BUT, the main reason for it to be up there on a horse that's actually attached to a proper wagon/sled/etc, if they are trying to stop the momentum, the britchin can basically take their hind legs away from them if it's hung too low. Since there's no chance of that in the picture, then the most they really have to worry about is wearing the hair off of the leg just above the hock....and even that's unlikely as I'm sure they aren't doing it for hours every day.

FoxRidgeRanch, you could actually take that strap off for all the good it's doing you :wink:.


----------



## FoxRidgeRanch (May 20, 2008)

Probably not, Its not an actually harness. It was a balance training system i bought a long time ago, I just never use the reins for it. Shes wearing a surcingle, and the rear strap and a breast collar. Lines run down from the lower rings on the surcingle thru the rings on the rear strap so they don't wander, down to the sled. The reins run from her halter through the mid-height rings on the surcingle to my hands. I wish I got a better picture, I really really want to get a legit harness and cart but am toooooo broke right now. She we just take it slow around the neighbor hood. This is what she has on, MINUS the Reins










Ill try taking it off next time, We only sled once or twice a week for an hour and its in straight lines down the back dead end roads I try not to turn when in the sled because the lines hit her legs.


----------



## FoxRidgeRanch (May 20, 2008)

I mainly bough this for the surcingle and will sometimes attach the stretchy reins on the saddle and a halter but loosely when I'm first teaching a younger horse forward movement and light flexing


----------



## FoxRidgeRanch (May 20, 2008)

I asked Shayne to get a few pictures today for me, We tried it without the rear strap and it was fine, I had to hook the anchor lines to a higher ring because they seemed to be swiping across her legs more then when I had them run through the strap rings. What do you think?


----------



## smrobs (Jul 30, 2008)

Looks good to me...and looks like a heck of a lot of fun.

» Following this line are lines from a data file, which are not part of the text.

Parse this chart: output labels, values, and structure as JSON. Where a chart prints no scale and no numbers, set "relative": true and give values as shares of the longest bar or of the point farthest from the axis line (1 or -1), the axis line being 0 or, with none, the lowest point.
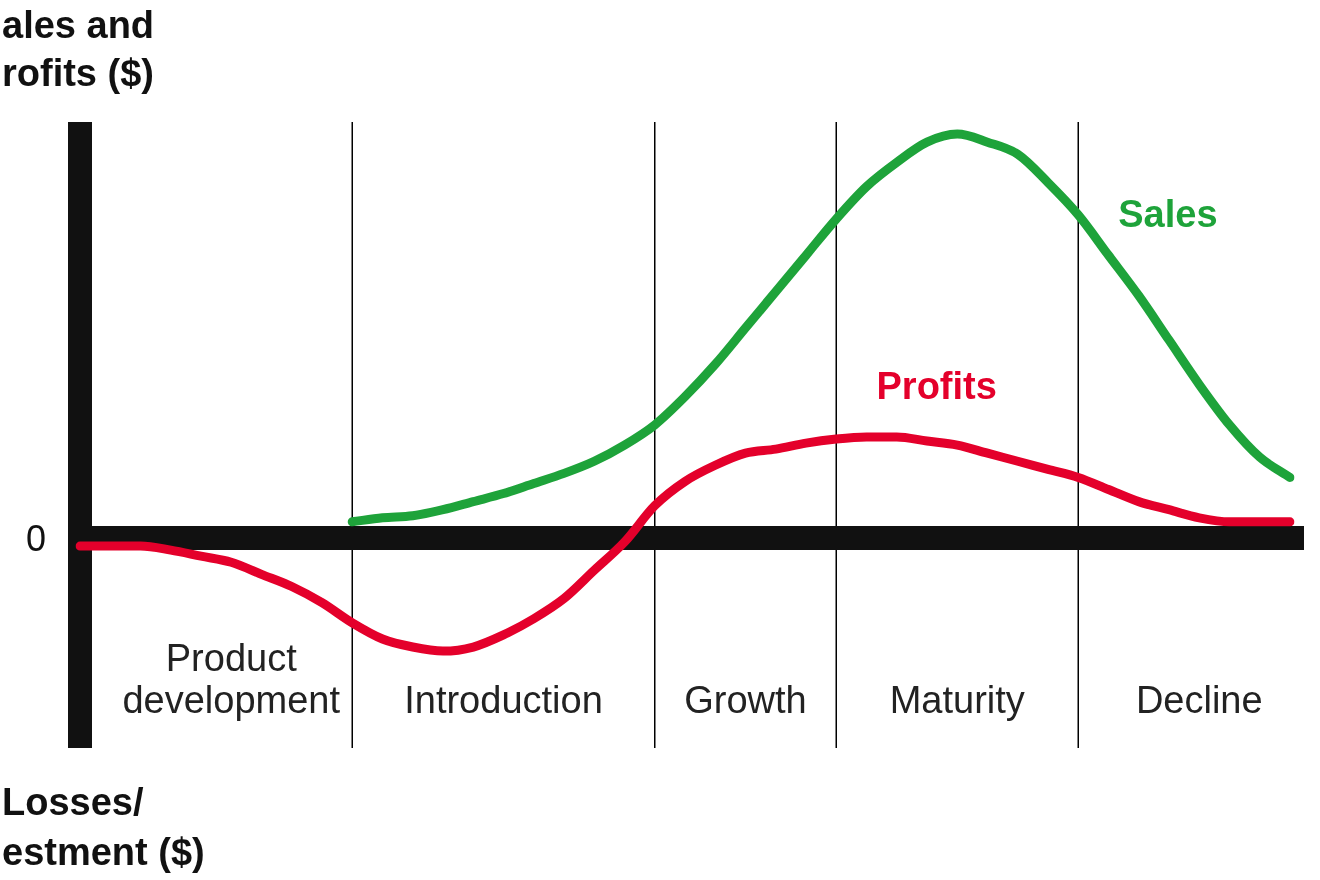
{
  "chart_data": {
    "type": "line",
    "relative": true,
    "ylabel": "ales and\nrofits ($)",
    "legend": false,
    "grid": "x",
    "marker": "none",
    "categories": [
      null,
      null,
      null,
      null,
      null,
      "Product\ndevelopment",
      null,
      null,
      null,
      null,
      null,
      null,
      null,
      null,
      "Introduction",
      null,
      null,
      null,
      null,
      null,
      null,
      null,
      "Growth",
      null,
      null,
      null,
      null,
      null,
      null,
      "Maturity",
      null,
      null,
      null,
      null,
      null,
      null,
      null,
      "Decline",
      null,
      null,
      null
    ],
    "annotations": [
      "0",
      "Losses/\nestment ($)"
    ],
    "series": [
      {
        "name": "Sales",
        "color": "#1ea33a",
        "values": [
          null,
          null,
          null,
          null,
          null,
          null,
          null,
          null,
          null,
          0.04,
          0.05,
          0.055,
          0.07,
          0.09,
          0.11,
          0.135,
          0.16,
          0.19,
          0.23,
          0.28,
          0.35,
          0.43,
          0.52,
          0.61,
          0.7,
          0.79,
          0.87,
          0.93,
          0.98,
          1,
          0.98,
          0.95,
          0.88,
          0.8,
          0.7,
          0.6,
          0.49,
          0.38,
          0.28,
          0.2,
          0.15
        ]
      },
      {
        "name": "Profits",
        "color": "#e4002b",
        "values": [
          -0.02,
          -0.02,
          -0.02,
          -0.03,
          -0.045,
          -0.06,
          -0.09,
          -0.12,
          -0.16,
          -0.21,
          -0.25,
          -0.27,
          -0.28,
          -0.27,
          -0.24,
          -0.2,
          -0.15,
          -0.08,
          -0.01,
          0.08,
          0.14,
          0.18,
          0.21,
          0.22,
          0.235,
          0.245,
          0.25,
          0.25,
          0.24,
          0.23,
          0.21,
          0.19,
          0.17,
          0.15,
          0.12,
          0.09,
          0.07,
          0.05,
          0.04,
          0.04,
          0.04
        ]
      }
    ]
  }
}
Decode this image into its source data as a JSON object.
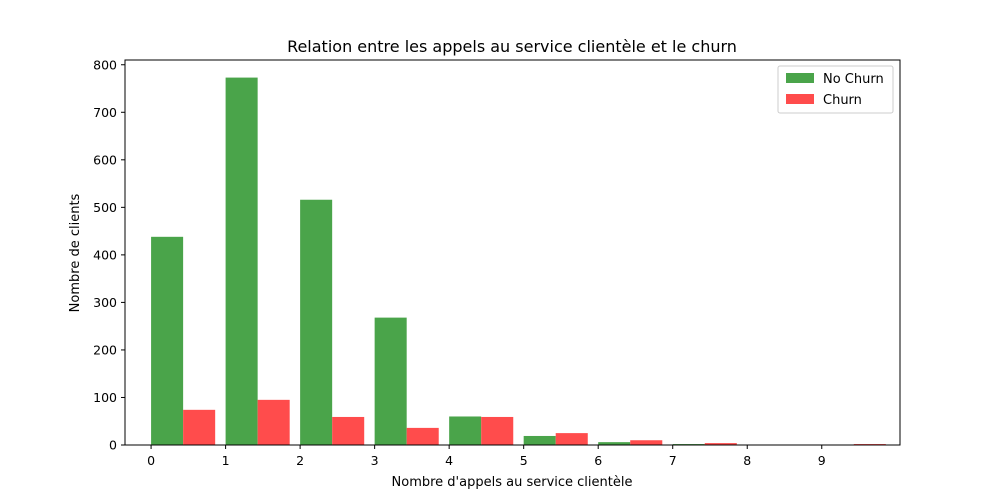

We've got the framework from an old sled out behind the barn but the wood has rotted completely away. I need to get some new lumber and get it put back together for the rare occasion we actually get snow....like today LOL.


----------



## Zexious (Aug 2, 2013)

^I'm with you, smrobs. That looks hella fun!


----------



## smrobs (Jul 30, 2008)

Then again, maybe I should just go to the dump and pick up an old car hood:rofl:. That's what we used to do when I was a kid. Dangerous as heck, but super fun.


----------